With this proof-of-concept working, my next goal was to automate as many style and restriction checks as possible. This includes this list:

  1. Illegal imports
  2. Missing Name/ID
  3. Missing docstring
  4. Line limits crossed
  5. Meaningless variable name
  6. Magic number usage
  7. Bad variable style (snake_case)
  8. Missing doctests
  9. Uses One Line List Comprehension
  10. Uses only List Comprehension
  11. Uses only Map/Filter/Lambda
  12. Uses only recursion
  13. Does not use helper functions
  14. Does not use global variables

Most of these were relatively easy to implement using the AST module. Checking for illegal imports, name and ID, line limits, and others involved a few short lines of code for parsing.

The more complicated ones, like Uses One Line List Comprehension, took a lot more work. The vast majority of solving this was to write all cases so that I could test it as comprehensively as possible. I went through and gathered a bunch of one-line list comprehensions from student submissions and put them all into a doctest for testing.

    """
    >>> def case_double_lc(lst):
    ...     my_magic_var = 50
    ...     x = [p for p in 'example']
    ...     return [(str(i // 100) + ' dollar(s) and ' + str(i % 100) + \
    ' cents') for i in lst]
    >>> check_is_one_line_lc(case_double_lc)
    False
    >>> def case_tuple(lst):
    ...     minimum, cent = 50, 100
    ...     return sum([i // cent for i in lst if (i > cent * minimum)])
    >>> check_is_one_line_lc(case_tuple)
    True
    >>> def case_num_multiply(ages):
    ...     min_age = 21*12.5
    ...     return len([age for age in sublst for sublst in ages if \
    age >= min_age])
    >>> check_is_one_line_lc(case_num_multiply)
    True
    >>> def case_multiple_nums_multiplied(times):
    ...     min_time = 5*24*60*60
    ...     return len([time for time in times if time > min_time])
    >>> check_is_one_line_lc(case_multiple_nums_multiplied)
    True
    >>> def case_string_concat(names, time_of_day):
    ...     greeting = " it is " + time_of_day
    ...     return [name + greeting for name in names]
    >>> check_is_one_line_lc(case_string_concat)
    False
    >>> def case_asserts(names):
    ...     assert type(names) == list
    ...     assert all([len(name) > 1 for name in names])
    ...     return [names[0] for name in names]
    >>> check_is_one_line_lc(case_asserts)
    True

    ...
    """

Verification
#

In order to verify that my style and restriction checker was working as intended, I decided against using it right away.
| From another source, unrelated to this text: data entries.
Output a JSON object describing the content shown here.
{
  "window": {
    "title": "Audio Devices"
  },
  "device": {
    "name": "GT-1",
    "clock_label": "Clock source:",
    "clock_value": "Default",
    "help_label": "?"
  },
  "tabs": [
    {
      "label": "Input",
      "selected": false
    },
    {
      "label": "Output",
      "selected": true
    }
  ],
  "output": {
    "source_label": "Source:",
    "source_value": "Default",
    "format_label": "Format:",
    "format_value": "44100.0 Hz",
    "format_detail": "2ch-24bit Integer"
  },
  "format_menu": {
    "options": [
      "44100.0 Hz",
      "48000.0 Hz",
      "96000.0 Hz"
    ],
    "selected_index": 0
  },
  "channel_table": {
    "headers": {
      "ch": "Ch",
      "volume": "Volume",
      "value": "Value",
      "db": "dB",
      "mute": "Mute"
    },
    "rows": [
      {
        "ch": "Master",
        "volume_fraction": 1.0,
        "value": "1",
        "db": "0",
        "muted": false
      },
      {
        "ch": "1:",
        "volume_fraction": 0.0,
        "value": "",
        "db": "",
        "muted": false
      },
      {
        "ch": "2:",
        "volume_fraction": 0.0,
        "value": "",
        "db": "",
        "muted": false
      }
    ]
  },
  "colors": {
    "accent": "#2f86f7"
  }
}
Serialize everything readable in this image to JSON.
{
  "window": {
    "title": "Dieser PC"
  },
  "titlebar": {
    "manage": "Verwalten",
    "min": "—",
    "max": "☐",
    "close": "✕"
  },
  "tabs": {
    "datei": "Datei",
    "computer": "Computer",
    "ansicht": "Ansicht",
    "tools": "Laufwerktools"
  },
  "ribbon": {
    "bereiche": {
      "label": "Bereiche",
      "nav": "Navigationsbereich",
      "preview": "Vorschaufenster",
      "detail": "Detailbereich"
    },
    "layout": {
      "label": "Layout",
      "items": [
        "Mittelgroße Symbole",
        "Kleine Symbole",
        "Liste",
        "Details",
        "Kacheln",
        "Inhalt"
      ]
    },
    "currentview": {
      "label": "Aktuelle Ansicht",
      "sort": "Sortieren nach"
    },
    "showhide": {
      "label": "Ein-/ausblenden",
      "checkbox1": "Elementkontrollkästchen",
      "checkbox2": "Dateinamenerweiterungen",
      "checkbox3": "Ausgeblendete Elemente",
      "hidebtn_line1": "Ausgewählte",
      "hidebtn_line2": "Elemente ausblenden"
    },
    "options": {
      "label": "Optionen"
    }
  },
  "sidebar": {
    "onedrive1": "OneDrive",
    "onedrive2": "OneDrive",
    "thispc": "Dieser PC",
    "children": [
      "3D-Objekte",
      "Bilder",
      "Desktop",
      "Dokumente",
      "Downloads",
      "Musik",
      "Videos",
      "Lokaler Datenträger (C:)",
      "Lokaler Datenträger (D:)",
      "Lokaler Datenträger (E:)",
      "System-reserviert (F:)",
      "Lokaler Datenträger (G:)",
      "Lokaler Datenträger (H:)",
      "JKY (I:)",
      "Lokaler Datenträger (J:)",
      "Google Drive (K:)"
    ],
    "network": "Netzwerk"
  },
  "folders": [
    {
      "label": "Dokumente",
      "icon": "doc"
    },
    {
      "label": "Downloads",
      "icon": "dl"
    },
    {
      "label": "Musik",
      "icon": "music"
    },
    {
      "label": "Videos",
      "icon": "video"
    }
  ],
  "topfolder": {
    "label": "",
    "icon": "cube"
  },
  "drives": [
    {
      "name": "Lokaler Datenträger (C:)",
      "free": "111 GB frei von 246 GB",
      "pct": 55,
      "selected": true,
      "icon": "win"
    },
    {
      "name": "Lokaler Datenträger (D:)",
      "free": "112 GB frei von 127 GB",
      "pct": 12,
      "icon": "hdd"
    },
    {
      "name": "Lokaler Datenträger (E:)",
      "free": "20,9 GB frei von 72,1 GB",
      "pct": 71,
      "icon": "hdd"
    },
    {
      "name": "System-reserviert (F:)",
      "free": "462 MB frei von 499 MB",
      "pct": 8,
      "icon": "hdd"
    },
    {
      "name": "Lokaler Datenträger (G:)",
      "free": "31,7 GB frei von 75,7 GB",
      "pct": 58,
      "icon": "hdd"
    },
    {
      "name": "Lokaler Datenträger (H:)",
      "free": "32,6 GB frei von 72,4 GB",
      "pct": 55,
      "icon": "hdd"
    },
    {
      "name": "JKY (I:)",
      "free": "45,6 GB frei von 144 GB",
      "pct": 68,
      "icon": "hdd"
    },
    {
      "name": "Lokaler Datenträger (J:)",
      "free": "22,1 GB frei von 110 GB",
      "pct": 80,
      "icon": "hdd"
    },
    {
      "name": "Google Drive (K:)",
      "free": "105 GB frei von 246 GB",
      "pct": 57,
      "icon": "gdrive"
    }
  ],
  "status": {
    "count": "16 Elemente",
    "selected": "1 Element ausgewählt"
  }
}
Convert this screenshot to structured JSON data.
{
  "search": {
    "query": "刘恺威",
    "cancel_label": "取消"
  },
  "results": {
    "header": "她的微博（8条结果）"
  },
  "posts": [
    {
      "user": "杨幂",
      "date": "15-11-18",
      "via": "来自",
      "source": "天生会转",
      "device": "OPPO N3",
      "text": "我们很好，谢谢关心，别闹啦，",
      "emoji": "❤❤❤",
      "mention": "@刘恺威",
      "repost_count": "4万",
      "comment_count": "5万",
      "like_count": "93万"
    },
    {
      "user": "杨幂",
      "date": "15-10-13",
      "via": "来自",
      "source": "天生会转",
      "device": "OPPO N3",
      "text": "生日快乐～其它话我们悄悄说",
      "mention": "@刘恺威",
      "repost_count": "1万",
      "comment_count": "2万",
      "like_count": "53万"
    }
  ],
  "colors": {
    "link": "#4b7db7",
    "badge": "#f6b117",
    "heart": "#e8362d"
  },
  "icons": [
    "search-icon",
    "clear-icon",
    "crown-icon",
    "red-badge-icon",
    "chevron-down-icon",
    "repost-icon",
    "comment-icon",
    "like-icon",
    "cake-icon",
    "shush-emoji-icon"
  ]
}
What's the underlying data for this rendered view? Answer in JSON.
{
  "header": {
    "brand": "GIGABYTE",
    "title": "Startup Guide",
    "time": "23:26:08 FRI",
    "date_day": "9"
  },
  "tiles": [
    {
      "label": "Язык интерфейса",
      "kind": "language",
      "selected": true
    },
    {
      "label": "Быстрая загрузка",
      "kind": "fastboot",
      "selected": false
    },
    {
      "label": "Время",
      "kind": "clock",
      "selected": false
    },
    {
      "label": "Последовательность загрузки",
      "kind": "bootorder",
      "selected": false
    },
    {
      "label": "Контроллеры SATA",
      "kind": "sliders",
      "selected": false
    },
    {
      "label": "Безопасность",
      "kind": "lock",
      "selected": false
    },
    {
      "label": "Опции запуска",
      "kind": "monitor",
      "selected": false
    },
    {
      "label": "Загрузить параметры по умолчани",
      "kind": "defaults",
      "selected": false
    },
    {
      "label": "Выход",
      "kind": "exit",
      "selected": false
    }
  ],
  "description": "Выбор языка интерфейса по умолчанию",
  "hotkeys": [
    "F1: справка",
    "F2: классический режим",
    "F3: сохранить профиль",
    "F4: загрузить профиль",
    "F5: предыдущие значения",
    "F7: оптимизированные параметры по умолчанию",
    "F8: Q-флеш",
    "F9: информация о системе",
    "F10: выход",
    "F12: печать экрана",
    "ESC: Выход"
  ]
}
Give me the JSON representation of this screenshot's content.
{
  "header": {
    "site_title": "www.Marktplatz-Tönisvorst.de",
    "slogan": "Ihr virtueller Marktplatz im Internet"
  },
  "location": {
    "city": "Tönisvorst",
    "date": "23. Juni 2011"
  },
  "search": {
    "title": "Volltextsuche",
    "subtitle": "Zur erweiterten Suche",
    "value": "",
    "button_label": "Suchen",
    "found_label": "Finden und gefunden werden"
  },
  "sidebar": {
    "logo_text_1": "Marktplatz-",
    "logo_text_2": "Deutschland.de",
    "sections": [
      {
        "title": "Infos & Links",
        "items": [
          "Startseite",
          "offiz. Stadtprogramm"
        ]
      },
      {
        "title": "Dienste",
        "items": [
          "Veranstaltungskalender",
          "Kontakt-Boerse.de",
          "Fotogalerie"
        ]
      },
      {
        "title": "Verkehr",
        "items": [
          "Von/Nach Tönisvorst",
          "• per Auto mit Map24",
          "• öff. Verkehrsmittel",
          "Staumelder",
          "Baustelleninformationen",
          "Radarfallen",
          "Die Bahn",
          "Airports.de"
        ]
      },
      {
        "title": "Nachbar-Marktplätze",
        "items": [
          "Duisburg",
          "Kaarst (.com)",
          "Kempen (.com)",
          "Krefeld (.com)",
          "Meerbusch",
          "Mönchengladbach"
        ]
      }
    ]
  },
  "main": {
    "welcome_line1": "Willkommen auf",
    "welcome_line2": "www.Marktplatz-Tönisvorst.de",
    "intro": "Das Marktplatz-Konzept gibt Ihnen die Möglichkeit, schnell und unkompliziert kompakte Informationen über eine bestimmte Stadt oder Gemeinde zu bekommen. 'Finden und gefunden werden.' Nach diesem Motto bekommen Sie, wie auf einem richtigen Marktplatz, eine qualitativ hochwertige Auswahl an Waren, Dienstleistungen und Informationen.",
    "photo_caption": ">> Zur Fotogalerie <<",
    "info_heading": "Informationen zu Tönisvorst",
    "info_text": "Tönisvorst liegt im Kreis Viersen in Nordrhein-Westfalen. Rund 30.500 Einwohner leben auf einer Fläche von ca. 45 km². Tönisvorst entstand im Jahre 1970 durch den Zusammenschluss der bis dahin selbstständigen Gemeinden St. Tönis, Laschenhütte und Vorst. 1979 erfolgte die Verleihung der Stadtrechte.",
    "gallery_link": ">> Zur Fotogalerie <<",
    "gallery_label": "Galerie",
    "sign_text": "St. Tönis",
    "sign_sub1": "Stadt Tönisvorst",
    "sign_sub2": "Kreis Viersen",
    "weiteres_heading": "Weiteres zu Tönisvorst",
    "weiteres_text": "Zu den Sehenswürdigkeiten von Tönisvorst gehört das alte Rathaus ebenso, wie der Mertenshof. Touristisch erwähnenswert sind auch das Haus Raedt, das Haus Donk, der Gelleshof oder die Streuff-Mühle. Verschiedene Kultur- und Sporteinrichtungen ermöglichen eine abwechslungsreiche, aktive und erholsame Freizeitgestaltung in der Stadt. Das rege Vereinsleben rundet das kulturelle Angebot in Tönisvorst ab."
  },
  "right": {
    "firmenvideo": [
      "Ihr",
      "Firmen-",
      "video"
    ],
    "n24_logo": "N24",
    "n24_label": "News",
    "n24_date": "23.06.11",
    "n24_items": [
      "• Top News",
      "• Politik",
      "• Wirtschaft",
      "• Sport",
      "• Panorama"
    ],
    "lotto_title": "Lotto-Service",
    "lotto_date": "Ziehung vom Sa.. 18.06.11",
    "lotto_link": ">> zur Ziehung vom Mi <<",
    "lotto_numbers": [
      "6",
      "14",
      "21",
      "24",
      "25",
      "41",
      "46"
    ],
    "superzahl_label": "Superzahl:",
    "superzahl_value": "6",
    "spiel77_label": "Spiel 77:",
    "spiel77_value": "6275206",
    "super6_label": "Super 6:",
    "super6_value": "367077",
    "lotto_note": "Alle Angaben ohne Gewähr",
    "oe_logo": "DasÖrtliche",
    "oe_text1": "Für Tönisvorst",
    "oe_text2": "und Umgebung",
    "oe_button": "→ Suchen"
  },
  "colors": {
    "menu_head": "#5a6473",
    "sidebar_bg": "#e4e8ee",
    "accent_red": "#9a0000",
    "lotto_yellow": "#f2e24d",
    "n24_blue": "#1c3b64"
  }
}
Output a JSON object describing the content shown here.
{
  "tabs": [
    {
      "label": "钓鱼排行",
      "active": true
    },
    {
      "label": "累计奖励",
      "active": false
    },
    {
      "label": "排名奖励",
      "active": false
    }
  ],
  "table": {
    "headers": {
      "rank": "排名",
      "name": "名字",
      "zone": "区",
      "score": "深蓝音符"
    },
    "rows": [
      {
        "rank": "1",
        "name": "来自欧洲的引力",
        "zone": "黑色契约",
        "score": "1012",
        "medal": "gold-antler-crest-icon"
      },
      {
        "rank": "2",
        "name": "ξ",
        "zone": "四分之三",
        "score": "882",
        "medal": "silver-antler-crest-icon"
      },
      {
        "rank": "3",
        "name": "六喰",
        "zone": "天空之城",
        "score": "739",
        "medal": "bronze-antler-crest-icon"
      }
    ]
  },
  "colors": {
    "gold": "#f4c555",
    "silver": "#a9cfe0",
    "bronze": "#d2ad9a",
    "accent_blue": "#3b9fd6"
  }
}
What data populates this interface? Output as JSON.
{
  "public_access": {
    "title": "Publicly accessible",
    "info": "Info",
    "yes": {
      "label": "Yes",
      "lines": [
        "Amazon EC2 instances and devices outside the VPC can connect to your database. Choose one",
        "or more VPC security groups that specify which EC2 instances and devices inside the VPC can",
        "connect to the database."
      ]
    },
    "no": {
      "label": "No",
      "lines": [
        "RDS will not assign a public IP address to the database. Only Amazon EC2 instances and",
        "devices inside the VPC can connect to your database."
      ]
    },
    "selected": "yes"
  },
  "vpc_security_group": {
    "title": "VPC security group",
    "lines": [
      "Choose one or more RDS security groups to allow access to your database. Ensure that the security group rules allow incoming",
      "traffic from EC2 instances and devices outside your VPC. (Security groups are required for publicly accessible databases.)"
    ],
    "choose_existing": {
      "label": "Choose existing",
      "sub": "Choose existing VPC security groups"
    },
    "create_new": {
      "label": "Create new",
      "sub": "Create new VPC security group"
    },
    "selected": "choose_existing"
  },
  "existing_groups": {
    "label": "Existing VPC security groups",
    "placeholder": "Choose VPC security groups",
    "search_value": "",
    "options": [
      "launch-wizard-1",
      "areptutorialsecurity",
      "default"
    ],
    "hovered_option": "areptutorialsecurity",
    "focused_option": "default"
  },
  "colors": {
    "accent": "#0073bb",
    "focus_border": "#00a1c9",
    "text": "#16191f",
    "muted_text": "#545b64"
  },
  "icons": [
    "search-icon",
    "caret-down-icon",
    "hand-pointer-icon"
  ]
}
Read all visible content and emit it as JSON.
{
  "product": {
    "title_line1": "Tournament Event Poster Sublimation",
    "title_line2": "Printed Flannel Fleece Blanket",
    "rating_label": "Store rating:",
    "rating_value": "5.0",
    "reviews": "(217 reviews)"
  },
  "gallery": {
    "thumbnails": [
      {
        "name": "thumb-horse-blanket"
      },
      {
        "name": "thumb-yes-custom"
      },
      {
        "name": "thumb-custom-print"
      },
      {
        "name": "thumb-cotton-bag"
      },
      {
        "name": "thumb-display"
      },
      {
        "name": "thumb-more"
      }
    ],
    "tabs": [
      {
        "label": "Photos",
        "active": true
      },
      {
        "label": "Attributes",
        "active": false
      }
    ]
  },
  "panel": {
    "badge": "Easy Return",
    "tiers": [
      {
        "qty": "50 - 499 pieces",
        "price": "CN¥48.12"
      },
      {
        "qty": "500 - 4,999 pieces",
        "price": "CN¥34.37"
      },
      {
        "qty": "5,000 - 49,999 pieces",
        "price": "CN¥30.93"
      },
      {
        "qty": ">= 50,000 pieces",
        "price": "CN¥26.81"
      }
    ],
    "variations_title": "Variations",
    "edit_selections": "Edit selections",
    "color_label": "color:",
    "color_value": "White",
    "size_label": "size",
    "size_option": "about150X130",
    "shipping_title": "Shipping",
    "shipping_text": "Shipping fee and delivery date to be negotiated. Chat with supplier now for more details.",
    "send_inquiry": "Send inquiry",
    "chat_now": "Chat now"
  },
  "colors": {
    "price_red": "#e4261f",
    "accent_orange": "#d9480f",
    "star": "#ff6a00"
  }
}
For the Sprint 2023 quarter, I slowly introduced each of the features and constantly cross-checked the outputs to manual grading done by the tutors. By the end of the quarter, however, we were crunched on time for one of the last assignments, so we decided to rely on the style checker. By that point, it was refined enough to be deployed, and since then, we have used it for grading style on homework.

Gradescope style checker

Why not use an existing style checker?
#

The advantages of using a custom-built style checker over a library like Pylint is for many reasons. First, Pylint lacks any way to perform checks for things like List Comprehension and Lambda usage, which are specific requirements for our course. Additionally, a custom-built style checker allows us to have more control over the checks and customize them to fit our needs.

Another advantage is that a custom-built style checker can be integrated seamlessly into our autograder system. This format uses the exact same structure as our existing correctness tests, so it easily incorporates into our existing test suite. We can also easily extend it to include additional checks or modify existing ones based on the needs of the course.